Ausgangspunkt des Rechtsstreits waren Recherchen, die im Dezember 2025 nach rund einjähriger Arbeit erschienen. Das Projekt von «Republik» und dem Recherchekollektiv WAV beleuchtete, wie Palantir über mehrere Jahre versucht hatte, bei Bundesstellen und dem Schweizer Militär Aufträge zu erhalten – ohne Erfolg. Die Journalisten werteten dazu Dutzende Gesuche nach dem Öffentlichkeitsgesetz sowie interne Unterlagen aus und kamen zum Befund, dass das Unternehmen trotz einer mehrjährigen Präsenz in der Schweiz keinen einzigen Regierungsauftrag gewinnen konnte. Diese Erzählung eines «Scheiterns» auf dem Schweizer Markt war nach Darstellung der beteiligten Reporter Auslöser für Palantirs juristische Offensive.
Die Redaktion hatte dem Unternehmen nach eigenen Angaben vor Veröffentlichung ausführliche Fragen geschickt und Führungskräfte interviewt. Palantir verlangte darüber hinaus eine detaillierte, punktweise Replik im Magazin, die über den Umfang der ursprünglichen Recherche hinausgegangen wäre. Als «Republik» dies ablehnte, reichte der Konzern Klage ein. Das Zürcher Handelsgericht stellte nun klar, dass nur eine von 23 umstrittenen Passagen eine Gegendarstellung erfordert.
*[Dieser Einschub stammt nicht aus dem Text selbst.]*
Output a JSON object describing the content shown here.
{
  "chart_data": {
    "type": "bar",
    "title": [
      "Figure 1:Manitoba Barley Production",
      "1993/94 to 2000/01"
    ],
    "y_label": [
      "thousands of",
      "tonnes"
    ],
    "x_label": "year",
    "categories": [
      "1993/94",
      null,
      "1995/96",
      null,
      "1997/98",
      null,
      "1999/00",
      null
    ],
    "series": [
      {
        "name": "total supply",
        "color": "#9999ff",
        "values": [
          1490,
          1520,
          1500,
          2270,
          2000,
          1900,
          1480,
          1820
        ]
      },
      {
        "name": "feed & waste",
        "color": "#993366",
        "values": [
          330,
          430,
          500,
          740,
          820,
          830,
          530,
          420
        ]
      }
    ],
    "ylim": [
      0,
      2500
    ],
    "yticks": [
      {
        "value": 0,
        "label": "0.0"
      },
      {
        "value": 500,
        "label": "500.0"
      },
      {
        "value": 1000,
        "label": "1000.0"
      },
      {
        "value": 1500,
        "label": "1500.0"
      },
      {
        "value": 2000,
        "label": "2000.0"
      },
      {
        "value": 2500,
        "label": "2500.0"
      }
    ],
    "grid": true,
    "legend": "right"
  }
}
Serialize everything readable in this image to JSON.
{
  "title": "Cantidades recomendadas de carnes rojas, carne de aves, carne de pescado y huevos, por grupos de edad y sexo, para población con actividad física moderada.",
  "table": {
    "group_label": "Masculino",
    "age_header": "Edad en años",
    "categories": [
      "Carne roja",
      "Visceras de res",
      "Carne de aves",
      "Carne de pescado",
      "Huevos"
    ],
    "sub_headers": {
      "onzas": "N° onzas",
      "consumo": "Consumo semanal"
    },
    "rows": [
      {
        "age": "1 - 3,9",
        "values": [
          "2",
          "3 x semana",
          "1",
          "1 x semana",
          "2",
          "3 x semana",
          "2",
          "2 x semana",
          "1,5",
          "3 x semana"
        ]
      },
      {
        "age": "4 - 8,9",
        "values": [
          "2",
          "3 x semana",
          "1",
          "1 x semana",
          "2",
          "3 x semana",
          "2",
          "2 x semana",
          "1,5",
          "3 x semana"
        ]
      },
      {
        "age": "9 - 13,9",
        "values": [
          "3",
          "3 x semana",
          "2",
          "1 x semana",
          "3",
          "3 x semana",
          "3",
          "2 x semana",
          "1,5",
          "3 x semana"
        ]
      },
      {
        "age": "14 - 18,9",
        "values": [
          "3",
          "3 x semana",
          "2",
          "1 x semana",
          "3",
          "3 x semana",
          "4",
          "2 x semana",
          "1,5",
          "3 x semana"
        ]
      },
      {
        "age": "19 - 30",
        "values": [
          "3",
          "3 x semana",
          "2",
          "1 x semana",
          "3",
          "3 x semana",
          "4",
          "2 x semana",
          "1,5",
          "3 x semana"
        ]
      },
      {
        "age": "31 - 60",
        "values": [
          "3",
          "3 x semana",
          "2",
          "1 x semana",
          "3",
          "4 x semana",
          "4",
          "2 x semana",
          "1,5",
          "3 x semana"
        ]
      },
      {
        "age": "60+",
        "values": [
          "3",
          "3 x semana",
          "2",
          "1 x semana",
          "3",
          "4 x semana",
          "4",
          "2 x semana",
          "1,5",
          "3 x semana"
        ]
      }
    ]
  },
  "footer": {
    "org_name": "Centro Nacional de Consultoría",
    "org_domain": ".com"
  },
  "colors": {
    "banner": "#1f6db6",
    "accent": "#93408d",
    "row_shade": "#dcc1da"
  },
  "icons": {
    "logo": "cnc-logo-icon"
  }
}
Damit bestätigt das Urteil, dass der Großteil der Berichterstattung über Palantirs vergebliche Akquisitionsversuche bei Schweizer Behörden auf einer zulässigen Auswertung amtlicher Dokumente beruht.
Palantir ist international vor allem durch den Einsatz seiner Software in militärischen und nachrichtendienstlichen Kontexten bekannt. Seit 2022 stellt das Unternehmen Plattformen zur Verfügung, die ukrainische Behörden und Streitkräfte bei der Auswertung von Lagebildern, der Zielidentifikation und der Logistik unterstützen. Die Systeme werden außerdem von US-amerikanischen und verbündeten Diensten im Nahen Osten genutzt, um iranische Aktivitäten etwa in Raketenprogrammen, beim Einsatz von Drohnen oder in Cyberoperationen zu analysieren. Direkte Geschäftsbeziehungen mit dem Iran bestehen nach Unternehmensangaben aufgrund von US-Sanktionen nicht. Das Zürcher Urteil könnte über die Schweiz hinaus Signalwirkung haben, nachdem die Recherche bereits in anderen europäischen Staaten Debatten über Nutzen und Notwendigkeit der Palantir-Technologie im staatlichen Bereich angestoßen hatte.